The method of mass (or multilateral) comparison is heavily critiqued, but whether one would subscribe to its use or not, it would not pose an alternative to the comparative method. If we take the comparative method as a way of i) establishing genetic relatedness between languages, ii) identifying systematic sound correspondences between them, in order to iii) ultimately arrive at a reconstructed proto-language, then multilateral comparison concerns itself only with the first step.
For example, Greenberg (1996: 131–132):
It seems to be
widely supposed that multilateral comparison and the
comparative-historical method are in some way contradictory. This is
perhaps most starkly stated by Nichols (1990:477, n. 1) as follows:
"Greenberg (1987) makes it clear that he believes such grouping
cannot be reached by the standard comparative method; a wholly
different method, mass comparison, is required." Where I supposedly
said this is not specified. In fact, just the opposite is stated: "...
my remarks are not intended as an attack on the validity of
comparative linguistics or on the importance of undertaking
reconstruction. Rather, the discussion is meant constructively as a
way of taking first steps where the comparative method has not been
applied for want of an assured basis in genetic classification" (LIA,
I said much the same thing in regard to the relationship between
the two much earlier (1957:44), namely, that the methods outlined
there did not conflict in any fashion with the traditional
comparative method and that they might be viewed as the first step in
the method itself, for we cannot begin systematic reconstruction until
we know which languages to compare.
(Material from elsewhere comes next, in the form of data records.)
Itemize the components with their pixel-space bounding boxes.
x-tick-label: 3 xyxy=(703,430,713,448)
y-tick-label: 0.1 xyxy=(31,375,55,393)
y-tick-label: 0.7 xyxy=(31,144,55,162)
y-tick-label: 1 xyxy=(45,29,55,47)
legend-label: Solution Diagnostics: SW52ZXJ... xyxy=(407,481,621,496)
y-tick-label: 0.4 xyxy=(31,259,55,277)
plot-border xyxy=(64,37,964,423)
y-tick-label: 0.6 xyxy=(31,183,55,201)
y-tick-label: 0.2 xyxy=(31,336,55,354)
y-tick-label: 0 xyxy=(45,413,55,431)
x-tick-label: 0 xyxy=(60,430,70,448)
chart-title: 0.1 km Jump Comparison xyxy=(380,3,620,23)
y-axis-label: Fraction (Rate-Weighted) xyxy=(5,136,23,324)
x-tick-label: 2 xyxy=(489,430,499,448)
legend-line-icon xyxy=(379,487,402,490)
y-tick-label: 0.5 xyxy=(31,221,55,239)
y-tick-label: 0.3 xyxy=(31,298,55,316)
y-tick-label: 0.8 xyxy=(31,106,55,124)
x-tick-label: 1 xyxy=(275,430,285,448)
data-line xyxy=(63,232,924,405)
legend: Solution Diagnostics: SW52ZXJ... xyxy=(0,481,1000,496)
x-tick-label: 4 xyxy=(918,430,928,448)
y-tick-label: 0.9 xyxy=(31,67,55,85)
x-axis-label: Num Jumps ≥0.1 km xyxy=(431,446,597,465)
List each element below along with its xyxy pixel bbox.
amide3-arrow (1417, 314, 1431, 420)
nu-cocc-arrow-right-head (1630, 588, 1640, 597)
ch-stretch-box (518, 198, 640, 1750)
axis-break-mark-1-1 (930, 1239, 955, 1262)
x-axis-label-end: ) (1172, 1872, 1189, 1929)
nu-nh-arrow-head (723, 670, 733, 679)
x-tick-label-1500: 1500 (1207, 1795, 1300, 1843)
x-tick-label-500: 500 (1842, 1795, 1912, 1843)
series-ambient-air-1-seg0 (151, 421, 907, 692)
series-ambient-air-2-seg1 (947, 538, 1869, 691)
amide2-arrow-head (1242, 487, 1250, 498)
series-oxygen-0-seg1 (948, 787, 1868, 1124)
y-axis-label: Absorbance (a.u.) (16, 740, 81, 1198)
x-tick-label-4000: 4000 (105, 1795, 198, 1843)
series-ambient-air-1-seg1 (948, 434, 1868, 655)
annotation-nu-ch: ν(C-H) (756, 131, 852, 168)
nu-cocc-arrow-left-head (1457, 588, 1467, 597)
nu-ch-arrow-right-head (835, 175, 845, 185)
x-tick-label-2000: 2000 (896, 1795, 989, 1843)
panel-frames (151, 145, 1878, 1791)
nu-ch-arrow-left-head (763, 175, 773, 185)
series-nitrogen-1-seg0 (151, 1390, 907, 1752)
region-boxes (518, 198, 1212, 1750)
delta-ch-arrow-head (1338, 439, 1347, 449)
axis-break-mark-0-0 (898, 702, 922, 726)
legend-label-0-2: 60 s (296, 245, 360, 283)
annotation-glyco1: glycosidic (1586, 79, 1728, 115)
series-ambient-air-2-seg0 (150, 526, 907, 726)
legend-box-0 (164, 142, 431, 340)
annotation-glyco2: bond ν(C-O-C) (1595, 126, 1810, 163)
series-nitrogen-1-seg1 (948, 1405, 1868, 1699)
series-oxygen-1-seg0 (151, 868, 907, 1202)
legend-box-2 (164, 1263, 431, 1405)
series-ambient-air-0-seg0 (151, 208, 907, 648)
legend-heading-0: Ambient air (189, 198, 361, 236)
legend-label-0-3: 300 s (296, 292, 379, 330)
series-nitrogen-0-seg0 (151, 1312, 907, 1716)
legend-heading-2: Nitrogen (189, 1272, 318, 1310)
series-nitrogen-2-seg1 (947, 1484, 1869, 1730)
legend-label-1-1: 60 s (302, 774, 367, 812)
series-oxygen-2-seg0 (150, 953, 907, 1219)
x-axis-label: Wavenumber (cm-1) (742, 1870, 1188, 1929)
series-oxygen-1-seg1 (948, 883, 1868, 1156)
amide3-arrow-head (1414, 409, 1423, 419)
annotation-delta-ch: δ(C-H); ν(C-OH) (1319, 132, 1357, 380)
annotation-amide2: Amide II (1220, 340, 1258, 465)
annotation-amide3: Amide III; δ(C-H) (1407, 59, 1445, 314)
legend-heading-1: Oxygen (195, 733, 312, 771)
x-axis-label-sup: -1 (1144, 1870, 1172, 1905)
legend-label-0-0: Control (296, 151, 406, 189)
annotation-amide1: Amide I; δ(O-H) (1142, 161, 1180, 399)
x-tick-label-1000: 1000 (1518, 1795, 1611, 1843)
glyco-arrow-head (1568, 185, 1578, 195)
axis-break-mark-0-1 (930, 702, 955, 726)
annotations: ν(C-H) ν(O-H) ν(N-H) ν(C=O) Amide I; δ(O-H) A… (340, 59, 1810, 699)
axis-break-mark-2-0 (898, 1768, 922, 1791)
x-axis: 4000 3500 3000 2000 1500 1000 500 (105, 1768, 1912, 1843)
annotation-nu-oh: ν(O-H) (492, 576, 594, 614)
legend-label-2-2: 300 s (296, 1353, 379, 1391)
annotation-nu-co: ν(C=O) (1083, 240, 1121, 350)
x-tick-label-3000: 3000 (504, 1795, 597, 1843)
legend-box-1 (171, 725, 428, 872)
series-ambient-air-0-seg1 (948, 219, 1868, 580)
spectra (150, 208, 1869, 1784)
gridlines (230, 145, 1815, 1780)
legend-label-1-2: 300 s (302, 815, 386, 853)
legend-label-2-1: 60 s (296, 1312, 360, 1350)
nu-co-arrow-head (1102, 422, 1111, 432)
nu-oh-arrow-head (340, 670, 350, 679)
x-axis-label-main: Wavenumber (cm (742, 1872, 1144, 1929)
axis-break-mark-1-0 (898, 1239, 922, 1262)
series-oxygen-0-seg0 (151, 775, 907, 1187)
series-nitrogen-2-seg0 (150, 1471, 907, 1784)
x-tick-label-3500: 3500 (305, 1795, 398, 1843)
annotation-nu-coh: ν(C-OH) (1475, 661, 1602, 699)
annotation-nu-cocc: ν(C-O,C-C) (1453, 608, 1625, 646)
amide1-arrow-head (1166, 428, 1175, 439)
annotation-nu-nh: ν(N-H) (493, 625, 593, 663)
Whether classification by
multilateral comparison is to be viewed as a necessary preliminary
step in order to define valid genetic units without which comparative
linguistics cannot proceed or as the first step in the method itself -
an alternative which seems more natural - is a matter of definition.
The heart of the dispute then seems to be whether a classification of genetically related languages can be proven by way of multilateral comparison, or whether the relatedness can only be established by identifying systematic sound correspondences and/or a reconstructed proto-langauge. Either way, mass comparison cannot be counted as a full alternative to the comparative method, since it does not address the reconstruction of proto-languages.